ADAMS: Dear Senator McCain
May 21, 2009
While I, a registered Democrat, did not vote for you last November and am just as unlikely to vote for you in 2010 if I were an able Arizonan, I feel for you. Republican or not, you seem like a completely honorable guy. You have served your country and your party well. Why then, I wonder, do the fates have it in for you?
First, let’s start with your downtrodden, blazingly hot state. Arizona has arguably been hit by the recession harder than any other state in the nation. In March, the University of Arizona’s forecasting project director wrote that Arizona entered the recession three months earlier than the rest of the nation and will most likely rebound from it later than all others.
He reported that in 2008, personal income increased a mere 2.7 percent, the lowest gain in more than 40 years; population grew 2.3 percent, the lowest increase in 50 years, and expected to fall to 1.4 percent this year; and unemployment rose to 7 percent, with it expected to hit a high of 9.5 percent by the end of 2009. Would-be retirees are staying at their jobs, and therefore not moving to your sunny state, and would-be immigrants from Mexico are staying put.
But everything must be going well for you in Washington at least, right? I mean, they always have. You’ve been a senator for my entire life – in fact, one of the most powerful of recent Capitol Hill history. Sure, you didn’t win the presidency, but you gave it a good run. It must be in the political realm, then, where I can stop all this feeling sorry for you crap.
Nope. In fact, recent political events have made me feel sorry for you more than anything else.

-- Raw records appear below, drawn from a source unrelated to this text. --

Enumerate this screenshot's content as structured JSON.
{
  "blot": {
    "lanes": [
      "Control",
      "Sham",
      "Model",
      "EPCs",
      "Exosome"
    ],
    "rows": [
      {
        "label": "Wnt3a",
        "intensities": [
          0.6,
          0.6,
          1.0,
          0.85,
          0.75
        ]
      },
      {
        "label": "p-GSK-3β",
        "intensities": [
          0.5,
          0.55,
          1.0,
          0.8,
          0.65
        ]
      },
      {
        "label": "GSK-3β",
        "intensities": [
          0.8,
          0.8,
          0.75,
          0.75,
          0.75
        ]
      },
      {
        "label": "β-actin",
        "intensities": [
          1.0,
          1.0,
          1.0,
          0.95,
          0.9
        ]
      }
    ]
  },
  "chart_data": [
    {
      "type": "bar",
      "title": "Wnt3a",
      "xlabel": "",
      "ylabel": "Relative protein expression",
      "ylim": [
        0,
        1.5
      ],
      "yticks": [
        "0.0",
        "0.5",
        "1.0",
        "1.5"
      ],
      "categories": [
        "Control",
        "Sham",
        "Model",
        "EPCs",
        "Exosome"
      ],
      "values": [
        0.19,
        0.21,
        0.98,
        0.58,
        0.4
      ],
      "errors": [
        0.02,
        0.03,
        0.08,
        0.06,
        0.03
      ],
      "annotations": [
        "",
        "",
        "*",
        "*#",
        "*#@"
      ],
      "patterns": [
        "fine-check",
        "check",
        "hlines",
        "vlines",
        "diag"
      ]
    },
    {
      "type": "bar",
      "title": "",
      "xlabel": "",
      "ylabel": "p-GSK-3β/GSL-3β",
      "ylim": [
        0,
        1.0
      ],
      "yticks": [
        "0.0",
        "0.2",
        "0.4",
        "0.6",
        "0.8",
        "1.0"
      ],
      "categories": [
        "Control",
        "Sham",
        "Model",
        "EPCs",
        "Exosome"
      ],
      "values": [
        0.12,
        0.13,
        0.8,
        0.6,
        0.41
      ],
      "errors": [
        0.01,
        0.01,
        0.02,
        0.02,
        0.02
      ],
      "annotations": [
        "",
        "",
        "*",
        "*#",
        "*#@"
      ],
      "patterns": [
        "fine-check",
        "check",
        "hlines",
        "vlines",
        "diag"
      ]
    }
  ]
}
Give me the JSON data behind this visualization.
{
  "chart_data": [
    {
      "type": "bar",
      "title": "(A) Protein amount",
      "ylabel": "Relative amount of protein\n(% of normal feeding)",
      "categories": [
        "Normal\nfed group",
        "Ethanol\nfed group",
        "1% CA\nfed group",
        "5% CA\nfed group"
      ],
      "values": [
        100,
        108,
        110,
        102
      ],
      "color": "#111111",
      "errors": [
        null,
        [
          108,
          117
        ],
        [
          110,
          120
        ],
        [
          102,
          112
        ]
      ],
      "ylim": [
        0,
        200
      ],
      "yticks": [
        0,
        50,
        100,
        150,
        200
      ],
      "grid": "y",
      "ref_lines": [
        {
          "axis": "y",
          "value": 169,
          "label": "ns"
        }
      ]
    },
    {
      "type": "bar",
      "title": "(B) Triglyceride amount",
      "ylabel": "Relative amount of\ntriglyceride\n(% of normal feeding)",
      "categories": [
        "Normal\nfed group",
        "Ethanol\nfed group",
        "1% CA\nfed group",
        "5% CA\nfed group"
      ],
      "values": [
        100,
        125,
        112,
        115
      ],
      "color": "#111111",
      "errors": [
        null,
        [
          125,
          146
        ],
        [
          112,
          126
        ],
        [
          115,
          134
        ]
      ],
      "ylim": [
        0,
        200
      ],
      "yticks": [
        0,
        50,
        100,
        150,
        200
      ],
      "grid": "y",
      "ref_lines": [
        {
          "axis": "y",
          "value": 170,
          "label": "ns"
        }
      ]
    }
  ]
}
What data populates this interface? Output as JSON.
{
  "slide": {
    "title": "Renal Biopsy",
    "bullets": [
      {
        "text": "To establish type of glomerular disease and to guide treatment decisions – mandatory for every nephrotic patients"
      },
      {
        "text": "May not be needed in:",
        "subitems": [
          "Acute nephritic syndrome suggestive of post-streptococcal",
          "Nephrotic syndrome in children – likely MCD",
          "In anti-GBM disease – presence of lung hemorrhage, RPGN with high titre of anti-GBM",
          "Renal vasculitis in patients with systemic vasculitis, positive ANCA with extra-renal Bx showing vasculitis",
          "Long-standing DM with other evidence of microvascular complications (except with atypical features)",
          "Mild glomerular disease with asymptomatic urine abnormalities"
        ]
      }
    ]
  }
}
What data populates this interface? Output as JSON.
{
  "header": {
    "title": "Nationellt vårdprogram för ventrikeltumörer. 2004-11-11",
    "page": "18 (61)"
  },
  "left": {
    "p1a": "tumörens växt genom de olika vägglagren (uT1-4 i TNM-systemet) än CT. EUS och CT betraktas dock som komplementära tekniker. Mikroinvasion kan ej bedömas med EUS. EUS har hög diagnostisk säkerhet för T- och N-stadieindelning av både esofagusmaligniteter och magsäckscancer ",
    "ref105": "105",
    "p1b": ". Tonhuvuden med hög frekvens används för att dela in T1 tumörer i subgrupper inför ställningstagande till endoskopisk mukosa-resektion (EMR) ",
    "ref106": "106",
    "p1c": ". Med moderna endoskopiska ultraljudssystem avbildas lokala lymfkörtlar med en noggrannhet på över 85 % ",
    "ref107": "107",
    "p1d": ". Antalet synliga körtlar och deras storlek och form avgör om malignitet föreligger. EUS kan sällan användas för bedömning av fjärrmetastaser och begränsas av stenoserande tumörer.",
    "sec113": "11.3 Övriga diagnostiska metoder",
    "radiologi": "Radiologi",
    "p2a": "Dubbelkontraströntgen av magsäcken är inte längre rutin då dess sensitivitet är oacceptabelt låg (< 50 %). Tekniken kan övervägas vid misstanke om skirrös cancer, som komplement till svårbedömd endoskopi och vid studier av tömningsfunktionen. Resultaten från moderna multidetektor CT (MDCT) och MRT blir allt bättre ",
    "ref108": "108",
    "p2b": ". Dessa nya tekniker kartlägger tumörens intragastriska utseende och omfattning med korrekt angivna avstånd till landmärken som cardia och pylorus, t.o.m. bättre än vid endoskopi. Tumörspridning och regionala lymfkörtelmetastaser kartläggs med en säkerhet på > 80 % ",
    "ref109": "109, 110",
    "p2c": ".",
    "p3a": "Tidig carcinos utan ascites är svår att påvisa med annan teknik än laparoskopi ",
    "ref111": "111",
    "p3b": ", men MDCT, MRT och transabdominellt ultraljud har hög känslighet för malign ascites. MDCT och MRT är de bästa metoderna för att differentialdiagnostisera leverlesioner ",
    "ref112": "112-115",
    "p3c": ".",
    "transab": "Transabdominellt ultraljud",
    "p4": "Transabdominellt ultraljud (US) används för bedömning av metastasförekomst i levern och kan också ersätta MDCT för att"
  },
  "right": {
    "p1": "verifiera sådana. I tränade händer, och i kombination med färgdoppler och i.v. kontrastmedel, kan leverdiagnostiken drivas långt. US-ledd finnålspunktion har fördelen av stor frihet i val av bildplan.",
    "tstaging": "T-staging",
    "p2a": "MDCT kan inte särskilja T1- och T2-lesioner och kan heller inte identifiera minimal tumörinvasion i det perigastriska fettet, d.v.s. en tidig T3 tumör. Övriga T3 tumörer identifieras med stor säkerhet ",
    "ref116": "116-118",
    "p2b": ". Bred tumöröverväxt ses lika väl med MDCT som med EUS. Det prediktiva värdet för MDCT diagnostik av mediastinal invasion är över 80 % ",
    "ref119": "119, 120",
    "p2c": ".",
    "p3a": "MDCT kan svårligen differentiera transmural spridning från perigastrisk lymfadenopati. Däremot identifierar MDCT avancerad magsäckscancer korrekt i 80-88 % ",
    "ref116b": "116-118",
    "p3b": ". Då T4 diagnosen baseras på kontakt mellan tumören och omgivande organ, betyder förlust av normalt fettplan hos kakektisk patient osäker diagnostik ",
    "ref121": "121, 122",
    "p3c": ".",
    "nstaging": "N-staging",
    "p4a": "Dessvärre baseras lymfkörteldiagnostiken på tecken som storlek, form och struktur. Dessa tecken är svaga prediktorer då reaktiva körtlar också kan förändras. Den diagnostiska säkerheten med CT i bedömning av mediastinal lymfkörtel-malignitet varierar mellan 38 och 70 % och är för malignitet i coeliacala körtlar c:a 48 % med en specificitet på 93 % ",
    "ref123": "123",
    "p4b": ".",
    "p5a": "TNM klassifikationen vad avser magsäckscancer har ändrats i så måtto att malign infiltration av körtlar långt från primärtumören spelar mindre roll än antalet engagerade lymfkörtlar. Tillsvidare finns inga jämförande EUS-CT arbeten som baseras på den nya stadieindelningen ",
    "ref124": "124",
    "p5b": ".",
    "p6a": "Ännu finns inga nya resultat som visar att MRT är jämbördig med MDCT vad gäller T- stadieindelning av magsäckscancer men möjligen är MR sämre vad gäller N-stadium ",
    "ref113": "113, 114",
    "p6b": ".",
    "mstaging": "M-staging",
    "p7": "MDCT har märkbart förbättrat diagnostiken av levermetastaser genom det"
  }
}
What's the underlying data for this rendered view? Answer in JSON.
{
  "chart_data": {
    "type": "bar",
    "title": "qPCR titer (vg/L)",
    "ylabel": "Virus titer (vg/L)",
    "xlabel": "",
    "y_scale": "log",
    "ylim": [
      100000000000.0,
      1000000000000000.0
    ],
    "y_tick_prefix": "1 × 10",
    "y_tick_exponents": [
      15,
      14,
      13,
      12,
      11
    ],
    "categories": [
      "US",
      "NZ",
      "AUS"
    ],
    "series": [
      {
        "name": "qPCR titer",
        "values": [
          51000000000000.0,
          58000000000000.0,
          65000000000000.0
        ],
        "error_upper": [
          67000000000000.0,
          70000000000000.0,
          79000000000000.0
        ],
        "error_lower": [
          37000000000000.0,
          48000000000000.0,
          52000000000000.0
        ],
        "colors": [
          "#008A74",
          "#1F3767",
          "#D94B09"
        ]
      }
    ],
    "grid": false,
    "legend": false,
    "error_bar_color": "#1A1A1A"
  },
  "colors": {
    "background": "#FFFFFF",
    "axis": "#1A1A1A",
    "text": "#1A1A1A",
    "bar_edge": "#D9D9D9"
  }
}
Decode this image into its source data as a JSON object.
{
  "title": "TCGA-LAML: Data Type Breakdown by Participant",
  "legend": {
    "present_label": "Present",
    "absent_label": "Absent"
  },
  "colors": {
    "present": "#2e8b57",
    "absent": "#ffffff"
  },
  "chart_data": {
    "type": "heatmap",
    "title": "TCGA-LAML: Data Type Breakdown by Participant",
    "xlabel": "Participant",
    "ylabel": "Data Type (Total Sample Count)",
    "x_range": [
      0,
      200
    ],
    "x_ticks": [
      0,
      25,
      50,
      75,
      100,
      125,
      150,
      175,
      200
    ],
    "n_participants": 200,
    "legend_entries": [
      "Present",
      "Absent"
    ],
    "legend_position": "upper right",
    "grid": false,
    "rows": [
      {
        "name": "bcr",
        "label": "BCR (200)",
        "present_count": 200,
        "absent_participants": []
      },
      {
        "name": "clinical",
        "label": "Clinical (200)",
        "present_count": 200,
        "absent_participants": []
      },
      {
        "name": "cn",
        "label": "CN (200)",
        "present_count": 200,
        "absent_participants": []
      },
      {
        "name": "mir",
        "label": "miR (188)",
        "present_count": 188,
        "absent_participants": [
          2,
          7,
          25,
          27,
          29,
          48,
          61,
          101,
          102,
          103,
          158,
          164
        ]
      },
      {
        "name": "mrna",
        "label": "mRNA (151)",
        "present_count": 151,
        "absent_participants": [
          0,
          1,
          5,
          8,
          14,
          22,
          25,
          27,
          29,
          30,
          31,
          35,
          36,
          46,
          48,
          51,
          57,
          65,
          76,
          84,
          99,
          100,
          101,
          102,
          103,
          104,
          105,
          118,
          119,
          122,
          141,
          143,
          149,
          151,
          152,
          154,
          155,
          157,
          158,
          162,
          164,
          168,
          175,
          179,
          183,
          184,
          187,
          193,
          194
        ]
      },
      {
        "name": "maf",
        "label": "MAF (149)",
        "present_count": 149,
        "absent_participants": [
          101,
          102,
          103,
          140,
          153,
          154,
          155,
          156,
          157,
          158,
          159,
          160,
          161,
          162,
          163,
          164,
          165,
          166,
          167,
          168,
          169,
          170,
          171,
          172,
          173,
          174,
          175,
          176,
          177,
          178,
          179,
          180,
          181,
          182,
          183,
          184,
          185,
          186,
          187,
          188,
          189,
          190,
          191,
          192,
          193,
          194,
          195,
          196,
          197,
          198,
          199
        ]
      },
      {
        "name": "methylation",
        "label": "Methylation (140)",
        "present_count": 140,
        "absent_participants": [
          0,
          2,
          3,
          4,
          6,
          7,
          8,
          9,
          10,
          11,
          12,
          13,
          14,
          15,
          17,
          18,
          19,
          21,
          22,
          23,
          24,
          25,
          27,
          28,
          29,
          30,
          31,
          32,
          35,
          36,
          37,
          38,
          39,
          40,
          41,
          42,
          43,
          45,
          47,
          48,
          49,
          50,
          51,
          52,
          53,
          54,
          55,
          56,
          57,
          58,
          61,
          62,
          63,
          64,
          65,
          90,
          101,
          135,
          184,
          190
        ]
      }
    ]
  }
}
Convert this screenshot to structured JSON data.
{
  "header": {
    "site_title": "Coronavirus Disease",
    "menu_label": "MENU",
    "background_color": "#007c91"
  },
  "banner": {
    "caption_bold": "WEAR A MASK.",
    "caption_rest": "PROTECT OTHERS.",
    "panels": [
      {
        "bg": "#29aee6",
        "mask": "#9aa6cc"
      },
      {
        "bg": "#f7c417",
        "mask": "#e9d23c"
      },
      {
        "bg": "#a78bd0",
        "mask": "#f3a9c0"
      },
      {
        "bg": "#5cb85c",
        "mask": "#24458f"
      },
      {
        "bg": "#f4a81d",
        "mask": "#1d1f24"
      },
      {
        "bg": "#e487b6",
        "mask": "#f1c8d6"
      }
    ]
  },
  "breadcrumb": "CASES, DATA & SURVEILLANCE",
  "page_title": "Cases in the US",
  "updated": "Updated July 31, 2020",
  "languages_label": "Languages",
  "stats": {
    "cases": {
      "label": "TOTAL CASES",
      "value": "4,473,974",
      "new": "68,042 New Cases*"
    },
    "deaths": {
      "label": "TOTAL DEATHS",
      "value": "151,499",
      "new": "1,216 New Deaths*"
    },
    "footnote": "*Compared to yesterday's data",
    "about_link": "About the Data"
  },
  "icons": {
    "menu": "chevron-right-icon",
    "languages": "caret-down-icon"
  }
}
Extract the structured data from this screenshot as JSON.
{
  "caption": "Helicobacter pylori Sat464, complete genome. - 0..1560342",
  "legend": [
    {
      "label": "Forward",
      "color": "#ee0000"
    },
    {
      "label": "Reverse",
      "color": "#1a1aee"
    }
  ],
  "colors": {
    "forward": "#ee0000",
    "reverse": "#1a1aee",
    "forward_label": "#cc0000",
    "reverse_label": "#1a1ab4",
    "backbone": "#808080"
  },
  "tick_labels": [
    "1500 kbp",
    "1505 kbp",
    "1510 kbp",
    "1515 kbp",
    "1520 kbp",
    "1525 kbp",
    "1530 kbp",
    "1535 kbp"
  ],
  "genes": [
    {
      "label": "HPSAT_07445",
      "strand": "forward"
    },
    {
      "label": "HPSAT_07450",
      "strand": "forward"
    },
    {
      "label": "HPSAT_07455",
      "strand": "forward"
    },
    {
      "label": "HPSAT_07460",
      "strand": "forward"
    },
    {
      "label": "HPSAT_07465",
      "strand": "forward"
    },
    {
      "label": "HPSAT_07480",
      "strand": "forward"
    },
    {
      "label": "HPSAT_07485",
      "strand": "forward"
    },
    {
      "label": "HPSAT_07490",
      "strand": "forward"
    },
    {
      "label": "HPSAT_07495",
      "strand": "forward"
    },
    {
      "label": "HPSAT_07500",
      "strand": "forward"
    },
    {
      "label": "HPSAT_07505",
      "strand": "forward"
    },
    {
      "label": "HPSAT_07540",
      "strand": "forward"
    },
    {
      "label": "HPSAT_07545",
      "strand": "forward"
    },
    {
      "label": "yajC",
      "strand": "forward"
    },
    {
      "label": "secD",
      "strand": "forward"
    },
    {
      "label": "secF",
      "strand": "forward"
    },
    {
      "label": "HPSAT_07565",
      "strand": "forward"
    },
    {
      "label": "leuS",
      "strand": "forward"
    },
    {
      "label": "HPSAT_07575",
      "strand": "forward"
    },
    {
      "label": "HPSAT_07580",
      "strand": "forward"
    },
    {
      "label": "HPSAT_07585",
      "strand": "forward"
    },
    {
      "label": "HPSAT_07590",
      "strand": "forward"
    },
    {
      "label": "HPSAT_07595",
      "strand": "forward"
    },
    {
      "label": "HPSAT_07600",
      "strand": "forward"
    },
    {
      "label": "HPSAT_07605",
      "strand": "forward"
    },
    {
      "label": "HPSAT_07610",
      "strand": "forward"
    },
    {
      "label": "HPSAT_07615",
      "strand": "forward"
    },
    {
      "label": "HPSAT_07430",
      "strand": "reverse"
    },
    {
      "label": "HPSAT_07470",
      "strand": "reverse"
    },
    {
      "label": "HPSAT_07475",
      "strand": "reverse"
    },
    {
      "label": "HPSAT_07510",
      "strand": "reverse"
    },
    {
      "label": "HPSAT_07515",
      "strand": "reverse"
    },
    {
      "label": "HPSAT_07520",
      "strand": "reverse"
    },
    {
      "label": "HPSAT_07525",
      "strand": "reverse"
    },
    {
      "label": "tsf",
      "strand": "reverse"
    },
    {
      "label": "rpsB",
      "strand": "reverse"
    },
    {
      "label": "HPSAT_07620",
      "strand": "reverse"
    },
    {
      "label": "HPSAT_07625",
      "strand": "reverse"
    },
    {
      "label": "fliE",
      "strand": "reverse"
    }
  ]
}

Last week, Time Magazine released its annual issue in which it names the 100 most influential people of the previous year. I figured I would find a profile on you in there somewhere, but you were nowhere to be found. But that was no biggie, as U.S. politicians were few and far between. One notable politician that was included however, was your old friend and fellow maverick Sarah Palin.
Seeing a young Republican you catapulted into the national spotlight should cheer you up, right? Nope, wrong again.
The profile, written by that idiot Ann Coulter, was the most negative one of the hundred. And who did it focus its negativity on, you ask? Well, sad to say, you.
As Coulter wrote: “Sarah Palin was arguably the most influential person in 2008, but no one notices because she wasn’t influential enough to overcome the deficits of her running mate. Until Palin, 45, burst onto the scene, Obama was headed for a Nixon/McGovern landslide. Palin may not have changed the election result, but she killed what otherwise would have been a rout. John McCain was so preposterous a candidate that Palin was responsible for far more votes than the usual vice-presidential candidate.”
While I find this untrue and hope that you can ignore such harsh words from such a harsh woman — in fact, I think we would have had a much closer election if you had not made such a poor choice of a running mate — it’s still gotta hurt at least a little bit.
What’s worse, you can likely expect more of the same when Palin’s memoir comes out next spring. So not only did you get no respect from Time nor a book offer for your dedicated campaign in 2008, but you also produced the opportunity for Palin to give you a quick thank you followed by a diatribe on how your status as an non-real-Republican held her back, which she assuredly will.
To wrap things up, President Obama — not you — was invited to speak in your home state! Sure, Arizona State University might have besmirched him a bit by not offering him an honorary degree, but do you think he wanted one from there? All the decision really did was attract national attention to how low your state’s university is in academic prowess – US News and World Report ranked the school 121st among national universities, it accepts a whopping 95 percent of applicants, and as demonstrated on The Daily Show, quite a few of its students displayed their stupidity in saying that they would be cool with giving an honorary degree to a guy like President Benjamin Franklin.
On Thursday, President Obama will be delivering the commencement address to your son and his peers at your alma mater, the United States Naval Academy. While inviting the commander in chief isn’t too surprising, this will inevitably call attention to your not-so-illustrious career at Annapolis, where you graduated fifth from the bottom of your class.
So in conclusion, Senator, I would say that I wish you luck in the fall of 2010, but it seems like the longer you are there, the worse things are going to get. So I hope that you lose, downsize to one house, and spend the rest of your days happily, drinking Bud Lights and grilling.
Your non-party member but respectful “friend,”
Steve Adams
— Steve Adams is a graduate student in journalism and mass communication from Annapolis, Md.